Good Experience - The Web 2.0 question - and Grandparents.com. As has been mentioned before, Mark Hurst has been one resource in this endeavor to learn more about Web 2.0. As one getting to the hump of the fifth decade, I was interested in his post on what does 2.0 mean to people over 50 years of age. Then he goes with the assumption that everyone over 50 is a grandparent, at least at the start. His real point is the necessity of figuring out what your customers, grandparents in this case, really want. Figuring out what the over 50 crowd wants is something that nobody on the Web seems to be doing all that well now, despite some recent attempts in the news. (I am over 50, I can't remember who they were - actually I am over 50, and I don't care.)
As one member of this demographic, I don't plan to wait for the market to define my web experience. I can't help but notice but that the people in the forefront of making a difference in the brave new world are young. The world of Web 2.0 and new technologies like nano-technology are young. Google, which I use extensively, has only been around since 1998. I am trying to learn because I find so much of this fascinating.
One particular insight made by Hurst's post was listing the various groups that have the ear of the executives who put up the commercial sites that are suppose to be designed to appeal to a market segment.
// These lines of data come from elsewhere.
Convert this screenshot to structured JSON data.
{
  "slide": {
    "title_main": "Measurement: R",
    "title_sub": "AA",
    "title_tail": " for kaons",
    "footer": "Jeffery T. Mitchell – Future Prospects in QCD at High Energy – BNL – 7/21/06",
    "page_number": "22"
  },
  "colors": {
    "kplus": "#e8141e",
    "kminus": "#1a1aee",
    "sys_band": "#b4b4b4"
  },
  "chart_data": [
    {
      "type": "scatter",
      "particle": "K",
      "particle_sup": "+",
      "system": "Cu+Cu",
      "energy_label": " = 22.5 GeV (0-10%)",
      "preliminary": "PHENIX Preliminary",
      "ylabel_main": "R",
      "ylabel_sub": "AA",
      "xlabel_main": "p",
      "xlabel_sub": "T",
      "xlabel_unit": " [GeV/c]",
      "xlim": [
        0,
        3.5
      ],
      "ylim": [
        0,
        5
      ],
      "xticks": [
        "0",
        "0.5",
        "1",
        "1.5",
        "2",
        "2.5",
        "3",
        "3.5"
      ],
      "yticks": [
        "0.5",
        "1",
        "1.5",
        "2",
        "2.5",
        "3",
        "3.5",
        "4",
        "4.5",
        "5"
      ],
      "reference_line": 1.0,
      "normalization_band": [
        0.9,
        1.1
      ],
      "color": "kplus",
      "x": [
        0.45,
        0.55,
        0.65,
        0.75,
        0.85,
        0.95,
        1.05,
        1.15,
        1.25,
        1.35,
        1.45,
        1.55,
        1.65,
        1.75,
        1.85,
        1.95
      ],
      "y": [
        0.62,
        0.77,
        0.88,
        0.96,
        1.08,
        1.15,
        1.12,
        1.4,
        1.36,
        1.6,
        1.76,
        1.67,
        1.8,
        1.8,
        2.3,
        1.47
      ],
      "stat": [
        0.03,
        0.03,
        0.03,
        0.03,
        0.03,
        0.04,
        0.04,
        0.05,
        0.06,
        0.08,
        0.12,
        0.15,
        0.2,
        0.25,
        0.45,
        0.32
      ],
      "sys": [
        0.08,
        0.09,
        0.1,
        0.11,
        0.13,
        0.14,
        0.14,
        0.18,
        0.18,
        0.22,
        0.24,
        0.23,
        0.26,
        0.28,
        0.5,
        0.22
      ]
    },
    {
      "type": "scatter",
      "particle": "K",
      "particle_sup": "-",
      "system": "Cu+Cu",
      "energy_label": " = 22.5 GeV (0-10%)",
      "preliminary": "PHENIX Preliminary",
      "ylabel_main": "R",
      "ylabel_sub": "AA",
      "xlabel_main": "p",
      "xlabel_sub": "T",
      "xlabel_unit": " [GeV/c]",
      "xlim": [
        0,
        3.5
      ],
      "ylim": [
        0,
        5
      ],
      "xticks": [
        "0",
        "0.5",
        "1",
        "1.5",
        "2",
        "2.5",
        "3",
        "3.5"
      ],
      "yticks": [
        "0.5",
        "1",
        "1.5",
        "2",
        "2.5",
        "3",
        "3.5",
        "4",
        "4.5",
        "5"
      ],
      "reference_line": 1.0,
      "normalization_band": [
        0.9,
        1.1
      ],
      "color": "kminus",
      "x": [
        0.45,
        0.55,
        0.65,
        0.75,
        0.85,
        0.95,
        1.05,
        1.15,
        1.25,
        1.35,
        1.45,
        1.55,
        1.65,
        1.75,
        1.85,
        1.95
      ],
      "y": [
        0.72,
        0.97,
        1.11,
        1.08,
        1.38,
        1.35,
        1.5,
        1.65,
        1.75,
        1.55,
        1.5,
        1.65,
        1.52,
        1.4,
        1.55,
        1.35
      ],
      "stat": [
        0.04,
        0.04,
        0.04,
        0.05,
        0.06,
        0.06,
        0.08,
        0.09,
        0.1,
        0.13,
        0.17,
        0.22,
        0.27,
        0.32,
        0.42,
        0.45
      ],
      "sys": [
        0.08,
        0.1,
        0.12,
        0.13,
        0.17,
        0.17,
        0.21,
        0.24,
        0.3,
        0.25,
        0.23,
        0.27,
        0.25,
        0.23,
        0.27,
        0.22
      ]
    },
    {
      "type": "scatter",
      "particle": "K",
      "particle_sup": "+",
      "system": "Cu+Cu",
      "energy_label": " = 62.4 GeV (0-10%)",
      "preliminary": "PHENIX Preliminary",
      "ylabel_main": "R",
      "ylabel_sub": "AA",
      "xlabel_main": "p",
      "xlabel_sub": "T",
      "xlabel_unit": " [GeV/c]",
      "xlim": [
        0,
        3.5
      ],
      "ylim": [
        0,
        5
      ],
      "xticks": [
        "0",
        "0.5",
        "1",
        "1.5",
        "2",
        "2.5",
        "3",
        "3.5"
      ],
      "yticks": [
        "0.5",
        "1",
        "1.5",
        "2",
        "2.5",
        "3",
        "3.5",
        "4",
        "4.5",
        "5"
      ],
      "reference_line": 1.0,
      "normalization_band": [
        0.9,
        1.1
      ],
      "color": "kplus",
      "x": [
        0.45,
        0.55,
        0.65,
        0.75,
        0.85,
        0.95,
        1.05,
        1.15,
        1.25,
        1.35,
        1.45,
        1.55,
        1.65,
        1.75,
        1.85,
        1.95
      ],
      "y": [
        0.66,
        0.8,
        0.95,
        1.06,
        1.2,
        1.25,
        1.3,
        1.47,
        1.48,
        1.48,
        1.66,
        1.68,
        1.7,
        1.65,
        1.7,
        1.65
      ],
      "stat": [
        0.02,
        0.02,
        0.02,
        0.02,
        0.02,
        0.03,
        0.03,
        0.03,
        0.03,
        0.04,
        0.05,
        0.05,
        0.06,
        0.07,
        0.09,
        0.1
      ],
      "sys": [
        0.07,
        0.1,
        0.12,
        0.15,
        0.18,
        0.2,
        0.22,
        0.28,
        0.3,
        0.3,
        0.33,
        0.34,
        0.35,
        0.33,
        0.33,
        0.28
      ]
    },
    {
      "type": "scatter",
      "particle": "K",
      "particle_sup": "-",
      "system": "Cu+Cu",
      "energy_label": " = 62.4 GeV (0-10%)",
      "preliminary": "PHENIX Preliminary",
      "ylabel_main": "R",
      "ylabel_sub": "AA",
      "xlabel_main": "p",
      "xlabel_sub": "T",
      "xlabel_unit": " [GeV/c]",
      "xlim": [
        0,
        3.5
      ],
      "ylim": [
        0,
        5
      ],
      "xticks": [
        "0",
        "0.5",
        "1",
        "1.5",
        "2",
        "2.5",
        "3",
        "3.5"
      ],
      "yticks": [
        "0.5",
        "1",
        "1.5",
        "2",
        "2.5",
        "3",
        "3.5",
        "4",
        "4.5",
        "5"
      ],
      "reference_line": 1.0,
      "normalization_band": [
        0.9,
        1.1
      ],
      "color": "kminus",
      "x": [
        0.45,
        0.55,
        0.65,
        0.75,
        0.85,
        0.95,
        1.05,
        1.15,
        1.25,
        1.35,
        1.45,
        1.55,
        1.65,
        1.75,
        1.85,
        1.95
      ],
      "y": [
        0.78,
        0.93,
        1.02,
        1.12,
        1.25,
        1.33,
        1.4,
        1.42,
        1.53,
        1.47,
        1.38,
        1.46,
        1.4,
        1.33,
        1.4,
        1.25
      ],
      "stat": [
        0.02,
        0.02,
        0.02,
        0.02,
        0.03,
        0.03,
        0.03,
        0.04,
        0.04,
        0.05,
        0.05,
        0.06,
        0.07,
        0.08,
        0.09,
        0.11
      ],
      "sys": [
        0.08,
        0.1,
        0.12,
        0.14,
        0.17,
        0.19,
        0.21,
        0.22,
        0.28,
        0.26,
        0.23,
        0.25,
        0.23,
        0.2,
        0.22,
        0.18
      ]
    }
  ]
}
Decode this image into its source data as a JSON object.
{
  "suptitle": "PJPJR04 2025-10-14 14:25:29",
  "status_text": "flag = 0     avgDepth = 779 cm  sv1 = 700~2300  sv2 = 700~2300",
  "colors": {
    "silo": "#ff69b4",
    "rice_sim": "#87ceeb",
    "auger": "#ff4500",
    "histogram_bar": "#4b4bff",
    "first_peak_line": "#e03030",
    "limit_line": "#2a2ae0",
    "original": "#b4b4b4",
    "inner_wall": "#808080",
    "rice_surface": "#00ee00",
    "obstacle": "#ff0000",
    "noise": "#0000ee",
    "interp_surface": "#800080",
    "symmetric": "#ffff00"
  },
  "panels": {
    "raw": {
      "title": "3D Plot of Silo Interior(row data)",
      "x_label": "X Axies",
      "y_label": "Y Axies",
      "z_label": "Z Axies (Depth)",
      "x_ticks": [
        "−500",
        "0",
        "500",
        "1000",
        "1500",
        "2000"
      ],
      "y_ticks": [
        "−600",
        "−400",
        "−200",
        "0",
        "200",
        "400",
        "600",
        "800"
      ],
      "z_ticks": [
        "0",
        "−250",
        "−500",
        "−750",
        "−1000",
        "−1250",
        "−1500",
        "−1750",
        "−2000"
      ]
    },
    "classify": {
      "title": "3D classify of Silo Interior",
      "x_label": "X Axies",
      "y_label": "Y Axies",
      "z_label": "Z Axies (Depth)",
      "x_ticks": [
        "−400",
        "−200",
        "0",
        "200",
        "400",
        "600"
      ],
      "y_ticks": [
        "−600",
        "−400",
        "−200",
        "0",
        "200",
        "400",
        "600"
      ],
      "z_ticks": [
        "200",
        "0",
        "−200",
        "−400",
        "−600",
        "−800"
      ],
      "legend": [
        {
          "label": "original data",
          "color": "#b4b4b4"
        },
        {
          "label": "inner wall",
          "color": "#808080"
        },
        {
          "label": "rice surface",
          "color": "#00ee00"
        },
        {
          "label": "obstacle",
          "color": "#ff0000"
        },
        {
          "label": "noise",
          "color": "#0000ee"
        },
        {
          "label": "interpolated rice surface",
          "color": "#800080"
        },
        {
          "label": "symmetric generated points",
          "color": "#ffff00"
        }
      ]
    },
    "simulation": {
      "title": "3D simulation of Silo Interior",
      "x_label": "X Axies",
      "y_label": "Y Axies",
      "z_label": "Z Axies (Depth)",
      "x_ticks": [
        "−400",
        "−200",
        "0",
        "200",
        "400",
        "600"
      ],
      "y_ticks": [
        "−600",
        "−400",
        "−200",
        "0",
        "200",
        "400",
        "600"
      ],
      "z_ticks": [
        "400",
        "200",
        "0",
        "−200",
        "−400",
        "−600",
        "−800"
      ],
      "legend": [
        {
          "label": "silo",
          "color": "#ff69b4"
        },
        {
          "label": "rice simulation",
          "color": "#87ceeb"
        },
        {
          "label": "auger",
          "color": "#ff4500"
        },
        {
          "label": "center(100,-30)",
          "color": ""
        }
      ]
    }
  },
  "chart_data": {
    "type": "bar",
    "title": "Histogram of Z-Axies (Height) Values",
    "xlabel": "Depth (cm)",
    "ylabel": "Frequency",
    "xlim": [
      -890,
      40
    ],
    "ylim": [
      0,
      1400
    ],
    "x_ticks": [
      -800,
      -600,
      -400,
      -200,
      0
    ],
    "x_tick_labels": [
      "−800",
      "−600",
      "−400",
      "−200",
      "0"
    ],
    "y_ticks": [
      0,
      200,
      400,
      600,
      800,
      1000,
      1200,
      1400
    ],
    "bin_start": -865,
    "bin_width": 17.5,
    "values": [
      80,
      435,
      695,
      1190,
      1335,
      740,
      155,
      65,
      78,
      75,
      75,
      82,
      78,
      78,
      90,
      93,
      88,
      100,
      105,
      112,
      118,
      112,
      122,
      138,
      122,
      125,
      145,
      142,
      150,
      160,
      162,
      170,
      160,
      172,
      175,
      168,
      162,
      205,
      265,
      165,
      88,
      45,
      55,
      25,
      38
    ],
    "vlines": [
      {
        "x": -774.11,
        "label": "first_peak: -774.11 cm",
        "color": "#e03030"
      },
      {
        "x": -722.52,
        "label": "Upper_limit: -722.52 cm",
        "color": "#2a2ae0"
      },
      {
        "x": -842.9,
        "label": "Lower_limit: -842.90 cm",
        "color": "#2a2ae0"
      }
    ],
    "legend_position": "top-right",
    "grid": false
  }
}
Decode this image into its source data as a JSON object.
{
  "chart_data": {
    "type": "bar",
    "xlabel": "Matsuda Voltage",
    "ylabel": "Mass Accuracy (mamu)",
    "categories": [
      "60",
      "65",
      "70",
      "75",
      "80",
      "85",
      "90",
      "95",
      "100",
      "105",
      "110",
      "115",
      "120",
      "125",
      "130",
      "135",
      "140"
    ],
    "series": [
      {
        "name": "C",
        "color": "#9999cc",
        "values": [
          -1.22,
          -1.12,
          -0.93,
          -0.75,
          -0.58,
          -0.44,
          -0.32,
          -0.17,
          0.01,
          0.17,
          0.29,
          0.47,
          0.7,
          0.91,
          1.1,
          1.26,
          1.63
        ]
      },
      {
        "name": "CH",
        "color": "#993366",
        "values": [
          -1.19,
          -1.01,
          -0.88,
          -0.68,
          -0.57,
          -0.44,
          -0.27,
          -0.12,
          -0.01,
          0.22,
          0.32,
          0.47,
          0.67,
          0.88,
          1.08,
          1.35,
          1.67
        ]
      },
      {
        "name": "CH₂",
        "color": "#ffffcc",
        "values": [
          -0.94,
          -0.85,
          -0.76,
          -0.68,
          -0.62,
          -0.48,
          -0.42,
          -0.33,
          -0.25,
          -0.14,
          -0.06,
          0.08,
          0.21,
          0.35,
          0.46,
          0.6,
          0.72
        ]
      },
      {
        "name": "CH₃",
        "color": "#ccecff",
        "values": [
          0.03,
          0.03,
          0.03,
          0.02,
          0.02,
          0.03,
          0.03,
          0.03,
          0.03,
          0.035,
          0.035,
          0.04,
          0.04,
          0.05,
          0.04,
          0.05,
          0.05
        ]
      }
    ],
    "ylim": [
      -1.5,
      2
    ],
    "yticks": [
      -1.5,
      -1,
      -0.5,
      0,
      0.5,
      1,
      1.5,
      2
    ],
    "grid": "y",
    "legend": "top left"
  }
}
- The technology press, whose job it is to report on the newest and flashiest trends, not necessarily what actually works in the long run
- Bloggers, many of whom are technophiles who enjoy playing with, and writing about, Internet trends and gadgets
- Investors, who often want quick results, and look to the press and bloggers to point the way
I would place myself into the second category but primarily for my own education. He then goes on to include two more groups, industry colleagues, who can (in some cases) be very helpful, "helpful" in this context would be something like the Councils (I paraphrased here emphasizing the positive) and customers. The later who are not on the list despite the fact that they can point the way forward, both in the short term and the long term. I put myself on both lists. As customers, clients and most especially citizens, we don't have to wait to be allowed to react to somebody else's web based marketing ploy. We can learn from the new technology and then find ways to contribute the one thing, we have hopefully acquired after half a century - wisdom.